Once the horror of the introduction is over, Jaws Unleashed places you in an open sea, always giving you a decent measure of choice with regards to which mission or attribute-boosting challenge game to pursue next. If you can wrestle around the awful controls and camera, some of them are nearly enjoyable (usually the ones that involve wanton, senseless, undemanding destruction). Other times, Jaws is bizarrely cast as an environmental crusader, valiantly defending the seas from nuclear waste-dumpers or throwing exploding barrels at bridges. The missions, sadly, are often so confusingly structured that you will find yourself swimming about for ten minutes trying to figure out what the game wants of you before Jaws either dies of hunger or is killed by something that you can't see. Infuriatingly, you have to eat constantly to stay alive, which robs the casual exploration of Amity Island of any pleasure it might otherwise have entailed.

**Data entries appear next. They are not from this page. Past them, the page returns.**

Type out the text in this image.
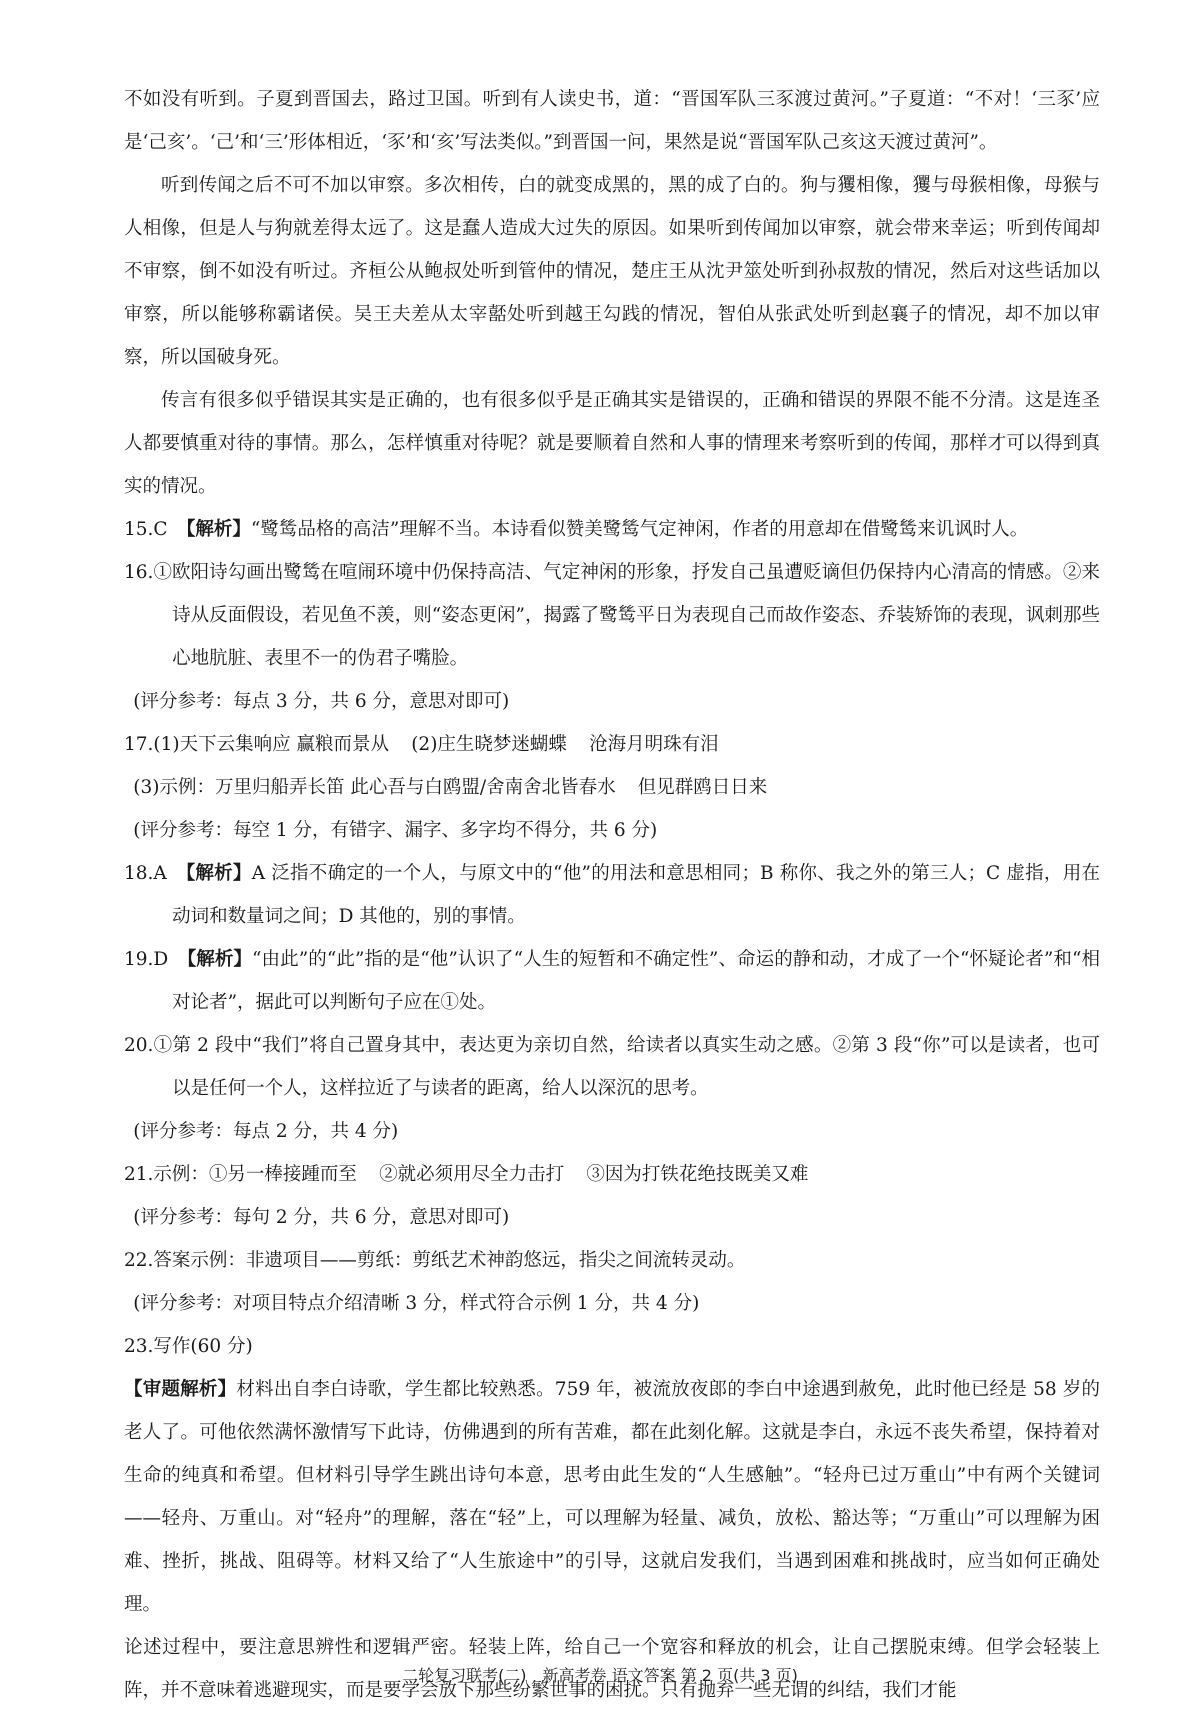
不如没有听到。子夏到晋国去，路过卫国。听到有人读史书，道：“晋国军队三豕渡过黄河。”子夏道：“不对！‘三豕’应是‘己亥’。‘己’和‘三’形体相近，‘豕’和‘亥’写法类似。”到晋国一问，果然是说“晋国军队己亥这天渡过黄河”。

听到传闻之后不可不加以审察。多次相传，白的就变成黑的，黑的成了白的。狗与玃相像，玃与母猴相像，母猴与人相像，但是人与狗就差得太远了。这是蠢人造成大过失的原因。如果听到传闻加以审察，就会带来幸运；听到传闻却不审察，倒不如没有听过。齐桓公从鲍叔处听到管仲的情况，楚庄王从沈尹筮处听到孙叔敖的情况，然后对这些话加以审察，所以能够称霸诸侯。吴王夫差从太宰嚭处听到越王勾践的情况，智伯从张武处听到赵襄子的情况，却不加以审察，所以国破身死。

传言有很多似乎错误其实是正确的，也有很多似乎是正确其实是错误的，正确和错误的界限不能不分清。这是连圣人都要慎重对待的事情。那么，怎样慎重对待呢？就是要顺着自然和人事的情理来考察听到的传闻，那样才可以得到真实的情况。

15.C　 【解析】“鹭鸶品格的高洁”理解不当。本诗看似赞美鹭鸶气定神闲，作者的用意却在借鹭鸶来讥讽时人。

16.①欧阳诗勾画出鹭鸶在喧闹环境中仍保持高洁、气定神闲的形象，抒发自己虽遭贬谪但仍保持内心清高的情感。②来诗从反面假设，若见鱼不羡，则“姿态更闲”，揭露了鹭鸶平日为表现自己而故作姿态、乔装矫饰的表现，讽刺那些心地肮脏、表里不一的伪君子嘴脸。

(评分参考：每点 3 分，共 6 分，意思对即可)

17.(1)天下云集响应 赢粮而景从 (2)庄生晓梦迷蝴蝶 沧海月明珠有泪

(3)示例：万里归船弄长笛 此心吾与白鸥盟/舍南舍北皆春水 但见群鸥日日来

(评分参考：每空 1 分，有错字、漏字、多字均不得分，共 6 分)

18.A　 【解析】A 泛指不确定的一个人，与原文中的“他”的用法和意思相同；B 称你、我之外的第三人；C 虚指，用在动词和数量词之间；D 其他的，别的事情。

19.D　 【解析】“由此”的“此”指的是“他”认识了“人生的短暂和不确定性”、命运的静和动，才成了一个“怀疑论者”和“相对论者”，据此可以判断句子应在①处。

20.①第 2 段中“我们”将自己置身其中，表达更为亲切自然，给读者以真实生动之感。②第 3 段“你”可以是读者，也可以是任何一个人，这样拉近了与读者的距离，给人以深沉的思考。

(评分参考：每点 2 分，共 4 分)

21.示例：①另一棒接踵而至 ②就必须用尽全力击打 ③因为打铁花绝技既美又难

(评分参考：每句 2 分，共 6 分，意思对即可)

22.答案示例：非遗项目——剪纸：剪纸艺术神韵悠远，指尖之间流转灵动。

(评分参考：对项目特点介绍清晰 3 分，样式符合示例 1 分，共 4 分)

23.写作(60 分)

【审题解析】材料出自李白诗歌，学生都比较熟悉。759 年，被流放夜郎的李白中途遇到赦免，此时他已经是 58 岁的老人了。可他依然满怀激情写下此诗，仿佛遇到的所有苦难，都在此刻化解。这就是李白，永远不丧失希望，保持着对生命的纯真和希望。但材料引导学生跳出诗句本意，思考由此生发的“人生感触”。“轻舟已过万重山”中有两个关键词——轻舟、万重山。对“轻舟”的理解，落在“轻”上，可以理解为轻量、减负，放松、豁达等；“万重山”可以理解为困难、挫折，挑战、阻碍等。材料又给了“人生旅途中”的引导，这就启发我们，当遇到困难和挑战时，应当如何正确处理。

论述过程中，要注意思辨性和逻辑严密。轻装上阵，给自己一个宽容和释放的机会，让自己摆脱束缚。但学会轻装上阵，并不意味着逃避现实，而是要学会放下那些纷繁世事的困扰。只有抛弃一些无谓的纠结，我们才能

二轮复习联考(二)　新高考卷 语文答案 第 2 页(共 3 页)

Watch as he now gets stuck between those two rocks, and has to restart the level!

Jaws himself looks reasonably good in-game - not big enough, if you ask me, but reasonably well-animated and nasty-looking. Disappointingly, he isn't as nasty as he looks. One of Appaloosa's greatest and most fundamental mistakes here was incorporating an attribute improvement system, which means that Jaws is a bit useless for the first half of the game. To illustrate the point, you tend to have to seize hapless swimmers and savage them five or six times before they eventually die at the beginning of the game, because Jaws' power hasn't been upgraded. He also dies far too often at first because his health is low and his hunger requirements high, and destroying things with the basic ram attack takes an age. This does not make me feel like a giant monster shark. It makes me feel helpless and frustrated and angry that I have to waste my time upgrading a 31-year-old shark's attributes before I'm allowed to have any fun.

Surely, all anyone wants from a Jaws game is lots of blood and eating people and smashing things to bits. When that's what you're doing, Unleashed is fun despite its enormous flaws in execution. Had that been its focus, instead of a botched attempt at open-world exploration loosely structured by a bizarre, unengaging and often nonsensical plot, Jaws Unleashed would have been a much better game. Instead it's a mess of conflicting design elements, glitches and outdated film trivia, casually entertaining for about five minutes and tear-inducingly frustrating from there on out. It tries, clearly, but it fails on almost every count.